One Photo: One Story; Tales Of A Neighborhood Barber
Joe. Joe the barber, we were there every week as kids. Zero, all the way around just like John Glenn the Astronaut.
Joe gave me my first haircut, and the same for my four brothers. I remember his shop. I can still smell the sandalwood, Pinaud-Clubman and witch hazel and hear the buzz of the Wahl clippers.
Photo: Joe the Barber and Dad.
There was a calendar on his wall of a policeman hovering over a speeding car trying to stop it as a child chased a ball into the street. It hung there for years.
It seemed like the entire police force from town came to Joe. He was right down the street from the station.

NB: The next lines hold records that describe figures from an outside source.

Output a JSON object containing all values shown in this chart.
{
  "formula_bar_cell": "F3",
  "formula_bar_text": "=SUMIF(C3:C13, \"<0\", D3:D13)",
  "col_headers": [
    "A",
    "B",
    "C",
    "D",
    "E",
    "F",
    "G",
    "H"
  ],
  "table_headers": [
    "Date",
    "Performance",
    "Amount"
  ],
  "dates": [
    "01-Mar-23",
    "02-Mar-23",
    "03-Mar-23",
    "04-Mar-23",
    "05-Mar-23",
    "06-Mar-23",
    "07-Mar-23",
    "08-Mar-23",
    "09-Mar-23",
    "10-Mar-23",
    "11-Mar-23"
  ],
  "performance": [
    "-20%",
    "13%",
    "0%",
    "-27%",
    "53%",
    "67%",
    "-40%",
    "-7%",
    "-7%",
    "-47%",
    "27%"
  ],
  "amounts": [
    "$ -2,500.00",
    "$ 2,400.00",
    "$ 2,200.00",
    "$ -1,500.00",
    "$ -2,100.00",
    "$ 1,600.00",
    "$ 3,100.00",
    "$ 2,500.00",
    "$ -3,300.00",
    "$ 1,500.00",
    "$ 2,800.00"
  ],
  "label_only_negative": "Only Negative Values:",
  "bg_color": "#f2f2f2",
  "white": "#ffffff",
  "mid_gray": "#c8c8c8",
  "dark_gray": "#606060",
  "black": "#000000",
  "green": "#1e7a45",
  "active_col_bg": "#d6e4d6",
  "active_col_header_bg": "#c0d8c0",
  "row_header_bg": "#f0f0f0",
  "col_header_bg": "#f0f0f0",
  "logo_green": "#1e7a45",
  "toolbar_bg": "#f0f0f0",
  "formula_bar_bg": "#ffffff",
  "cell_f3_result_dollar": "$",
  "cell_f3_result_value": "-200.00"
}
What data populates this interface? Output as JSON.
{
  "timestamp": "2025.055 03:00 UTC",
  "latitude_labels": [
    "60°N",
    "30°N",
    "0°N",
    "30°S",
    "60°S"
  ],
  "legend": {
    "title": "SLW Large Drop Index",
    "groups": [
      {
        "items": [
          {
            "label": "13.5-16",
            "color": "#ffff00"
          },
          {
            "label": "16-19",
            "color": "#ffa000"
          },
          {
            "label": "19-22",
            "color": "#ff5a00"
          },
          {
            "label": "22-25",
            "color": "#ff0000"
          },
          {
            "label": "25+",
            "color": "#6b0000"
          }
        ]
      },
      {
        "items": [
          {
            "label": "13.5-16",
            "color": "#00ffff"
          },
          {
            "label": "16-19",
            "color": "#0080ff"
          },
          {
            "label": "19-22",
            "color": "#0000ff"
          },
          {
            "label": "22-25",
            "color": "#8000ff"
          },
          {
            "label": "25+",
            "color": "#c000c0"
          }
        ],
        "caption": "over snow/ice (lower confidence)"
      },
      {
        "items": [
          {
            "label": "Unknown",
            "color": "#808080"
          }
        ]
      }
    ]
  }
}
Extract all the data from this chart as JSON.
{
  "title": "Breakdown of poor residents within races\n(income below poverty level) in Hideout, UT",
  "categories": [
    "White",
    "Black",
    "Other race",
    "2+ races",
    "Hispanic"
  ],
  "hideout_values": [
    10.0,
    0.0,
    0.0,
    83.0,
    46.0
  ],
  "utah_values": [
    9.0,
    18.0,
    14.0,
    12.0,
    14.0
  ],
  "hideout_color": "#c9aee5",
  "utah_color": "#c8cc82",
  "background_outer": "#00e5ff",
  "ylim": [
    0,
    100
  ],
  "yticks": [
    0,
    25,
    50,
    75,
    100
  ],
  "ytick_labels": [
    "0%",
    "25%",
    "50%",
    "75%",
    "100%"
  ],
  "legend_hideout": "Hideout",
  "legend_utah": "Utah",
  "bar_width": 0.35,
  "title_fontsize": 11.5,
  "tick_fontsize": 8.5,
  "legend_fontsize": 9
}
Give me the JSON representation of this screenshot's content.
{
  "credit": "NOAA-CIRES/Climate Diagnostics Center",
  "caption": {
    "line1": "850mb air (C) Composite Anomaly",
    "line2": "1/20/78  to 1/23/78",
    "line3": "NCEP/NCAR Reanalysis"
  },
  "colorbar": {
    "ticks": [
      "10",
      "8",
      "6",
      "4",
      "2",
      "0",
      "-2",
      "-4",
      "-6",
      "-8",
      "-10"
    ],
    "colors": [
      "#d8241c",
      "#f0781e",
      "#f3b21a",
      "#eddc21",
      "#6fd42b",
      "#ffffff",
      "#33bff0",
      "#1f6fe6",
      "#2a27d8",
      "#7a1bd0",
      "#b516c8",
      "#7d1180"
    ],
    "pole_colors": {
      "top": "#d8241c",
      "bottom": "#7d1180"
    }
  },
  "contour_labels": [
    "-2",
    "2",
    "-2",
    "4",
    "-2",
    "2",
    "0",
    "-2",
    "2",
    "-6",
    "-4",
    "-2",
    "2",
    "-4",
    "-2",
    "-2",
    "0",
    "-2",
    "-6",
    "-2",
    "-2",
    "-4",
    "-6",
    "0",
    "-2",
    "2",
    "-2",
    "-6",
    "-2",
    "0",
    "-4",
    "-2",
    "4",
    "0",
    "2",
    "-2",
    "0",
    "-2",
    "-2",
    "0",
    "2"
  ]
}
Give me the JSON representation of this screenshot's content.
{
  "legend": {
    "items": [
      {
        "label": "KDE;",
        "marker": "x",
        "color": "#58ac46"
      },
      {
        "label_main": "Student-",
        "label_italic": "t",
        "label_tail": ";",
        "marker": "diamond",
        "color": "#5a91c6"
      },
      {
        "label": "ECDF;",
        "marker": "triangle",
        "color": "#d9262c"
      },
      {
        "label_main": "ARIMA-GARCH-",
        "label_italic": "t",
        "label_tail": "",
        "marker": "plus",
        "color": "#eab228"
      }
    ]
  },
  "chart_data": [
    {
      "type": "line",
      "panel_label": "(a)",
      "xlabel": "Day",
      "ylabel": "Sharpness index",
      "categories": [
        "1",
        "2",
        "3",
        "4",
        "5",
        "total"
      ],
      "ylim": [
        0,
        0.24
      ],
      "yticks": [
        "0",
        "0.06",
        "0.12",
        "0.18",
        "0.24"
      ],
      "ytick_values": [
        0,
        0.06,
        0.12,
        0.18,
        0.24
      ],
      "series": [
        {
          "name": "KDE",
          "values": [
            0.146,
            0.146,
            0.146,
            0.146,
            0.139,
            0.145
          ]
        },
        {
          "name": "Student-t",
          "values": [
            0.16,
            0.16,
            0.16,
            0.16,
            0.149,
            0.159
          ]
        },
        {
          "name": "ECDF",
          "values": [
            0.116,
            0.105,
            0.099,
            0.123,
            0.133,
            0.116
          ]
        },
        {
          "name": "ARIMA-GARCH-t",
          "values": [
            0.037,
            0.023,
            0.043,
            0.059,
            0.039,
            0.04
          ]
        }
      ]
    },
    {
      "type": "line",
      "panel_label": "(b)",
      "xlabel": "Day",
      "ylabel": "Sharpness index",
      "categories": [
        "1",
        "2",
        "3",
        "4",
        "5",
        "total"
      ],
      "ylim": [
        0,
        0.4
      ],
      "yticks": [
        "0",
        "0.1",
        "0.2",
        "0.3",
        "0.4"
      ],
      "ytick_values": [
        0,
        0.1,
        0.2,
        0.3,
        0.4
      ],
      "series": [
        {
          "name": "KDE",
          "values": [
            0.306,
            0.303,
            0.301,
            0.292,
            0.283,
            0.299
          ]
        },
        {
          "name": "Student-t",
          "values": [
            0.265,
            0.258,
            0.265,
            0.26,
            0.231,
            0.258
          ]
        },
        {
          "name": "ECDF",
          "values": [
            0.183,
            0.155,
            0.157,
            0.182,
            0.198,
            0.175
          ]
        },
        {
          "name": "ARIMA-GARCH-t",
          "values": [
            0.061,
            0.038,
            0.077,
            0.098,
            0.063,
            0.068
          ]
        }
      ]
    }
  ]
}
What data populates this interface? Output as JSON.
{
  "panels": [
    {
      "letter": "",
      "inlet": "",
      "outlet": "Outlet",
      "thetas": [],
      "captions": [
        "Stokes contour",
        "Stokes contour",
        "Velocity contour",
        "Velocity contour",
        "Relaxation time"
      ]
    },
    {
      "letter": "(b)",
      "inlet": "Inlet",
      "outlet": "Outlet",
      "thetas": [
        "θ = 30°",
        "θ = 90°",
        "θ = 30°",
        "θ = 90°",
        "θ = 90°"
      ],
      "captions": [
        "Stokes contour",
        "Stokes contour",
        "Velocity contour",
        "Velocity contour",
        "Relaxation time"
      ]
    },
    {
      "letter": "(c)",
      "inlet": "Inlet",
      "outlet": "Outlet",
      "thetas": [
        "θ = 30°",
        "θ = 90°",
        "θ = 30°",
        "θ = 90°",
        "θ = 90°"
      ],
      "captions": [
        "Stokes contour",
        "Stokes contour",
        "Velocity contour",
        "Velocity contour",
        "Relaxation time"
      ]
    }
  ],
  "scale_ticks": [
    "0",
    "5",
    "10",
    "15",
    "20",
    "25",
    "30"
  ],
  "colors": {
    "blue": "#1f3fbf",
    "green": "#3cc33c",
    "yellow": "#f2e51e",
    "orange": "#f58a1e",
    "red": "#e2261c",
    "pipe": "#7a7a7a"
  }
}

When I was nine he was my first football coach. I was trying out for Jolly Cleaners in the Belleville Rec League. I got cut before the first game. He was very encouraging at my next haircut but was terse about me lying about my age. You had to be ten in order to play rec football. He said next year would be better. I was cut that time as well.
I always felt grown up when I went by myself to the barbershop. It was a place of men. I was waiting my turn listening to a conversation about baseball. The Yankees.
I recognized Mr. Krzynefski, He was Harry and Gene’s dad, two of my classmates. He joined in the conversation and said he liked Carl Yastremski.
Joe got a look in his eye and said, “Radziewicz, Kryznefski, and Yastremski, most Polish ever spoken in my shop”! The men roared and Mr K winked at me. I felt like a man.
One day my dad handed me a few bucks and said “Get a haircut”.
I went upstairs and cut my own hair straight across the front. I pocketed the money.
Dad kept asking, “Joe did that”?
Mom called bullshit and got Joe on the telephone. He told them he hadn’t seen me in months.
A week later karma got me when during a basketball game someone in the stands yelled out to me, “Hey Dutchboy, you suck”. I looked like the kid on the paint cans.
I decided then that I needed to go to a stylist.
I hadn’t seen Joe in several years when I went to him the morning I was headed to New York for a job interview at Katz Radio. He suggested I cut the beard off. He’d do it for free. I declined.
Months later he actually felt for me when I told him I didn’t get the job. After a few minutes of silence he said, “You should have cut the beard kid”. He was right.
J and J’s Barbershop, on the corner of Washington Avenue and Joralemon Street. Belleville, New Jersey. Lessons learned.